CNIO researchers identify bile duct protein mechanism that triggers liver fibrosis and influences drug efficacy

Spanish researchers identify the FXR-YAP signaling pathway as a vital barrier against liver fibrosis, explaining why some treatments fail in certain patients.

By: AXL Media

Published: Apr 29, 2026, 7:35 AM EDT

Source: Information for this report was sourced from EurekAlert!
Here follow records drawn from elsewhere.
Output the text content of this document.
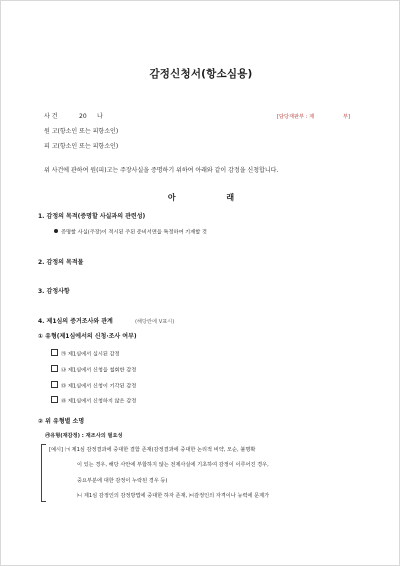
감정신청서(항소심용)
사 건	20 나	[담당재판부 : 제	부]
원 고(항소인 또는 피항소인)
피 고(항소인 또는 피항소인)
위 사건에 관하여 원(피)고는 주장사실을 증명하기 위하여 아래와 같이 감정을 신청합니다.
아 래
1. 감정의 목적(증명할 사실과의 관련성)
증명할 사실(주장)이 적시된 주된 준비서면을 특정하여 기재할 것
2. 감정의 목적물
3. 감정사항
4. 제1심의 증거조사와 관계	(해당란에 V표시)
① 유형(제1심에서의 신청·조사 여부)
㉮ 제1심에서 실시된 감정
㉯ 제1심에서 신청을 철회한 감정
㉰ 제1심에서 신청이 기각된 감정
㉱ 제1심에서 신청하지 않은 감정
② 위 유형별 소명
㉮유형(재감정) : 재조사의 필요성
[예시] ㈀ 제1심 감정결과에 중대한 결함 존재(감정결과에 중대한 논리적 비약, 모순, 불명확
이 있는 경우, 해당 사안에 부합하지 않는 전제사실에 기초하여 감정이 이루어진 경우,
중요부분에 대한 감정이 누락된 경우 등)
㈁ 제1심 감정인의 감정방법에 중대한 하자 존재, ㈂감정인의 자격이나 능력에 문제가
Redefining the Role of Biliary Epithelial Cells

Scientific understanding of the liver's internal structure has shifted following new research into the cells that line the bile ducts. Traditionally viewed as passive conduits for transporting bile, biliary epithelial cells are now recognized as active regulators of the organ's environment. A team led by Nabil Djouder at the National Cancer Research Centre (CNIO) discovered that these cells maintain a critical barrier that prevents toxic bile acids from infiltrating liver tissue. When this barrier is compromised, the resulting leakage triggers a repair response that produces permanent scarring. According to Djouder, this mechanical failure is a primary driver of fibrosis, a condition that can escalate into cirrhosis or liver cancer if left unchecked.

The Molecular Shield Against Tissue Damage

The study identified a complex molecular chain reaction that preserves liver homeostasis under healthy conditions. Inside the duct cells, a protein called the FXR receptor detects the presence of circulating bile acids and activates a secondary protein known as YAP. This interaction stimulates the production of adhesion molecules that lock the duct cells together, creating a leak-proof seal. Furthermore, the YAP protein performs a dual role by limiting the excessive proliferation of these epithelial cells. This balanced system ensures that bile remains contained within its intended pathways, protecting the surrounding liver parenchyma from chemical injury.

Consequences of Protein Signaling Failure

When the FXR receptor protein stops functioning or fails to be expressed, the liver's protective architecture begins to unravel. Without the regulatory influence of FXR and YAP, biliary epithelial cells multiply uncontrollably and the junctions between them weaken. This structural degradation allows bile acids to seep into the liver tissue, where they activate stellate cells. These specific cells are responsible for generating the fibrous scars that characterize liver disease. The research team utilized a combination of computational analysis and human tissue samples to prove that the absence of these receptors directly accelerates the transition from mild fibrosis to potentially fatal cirrhosis.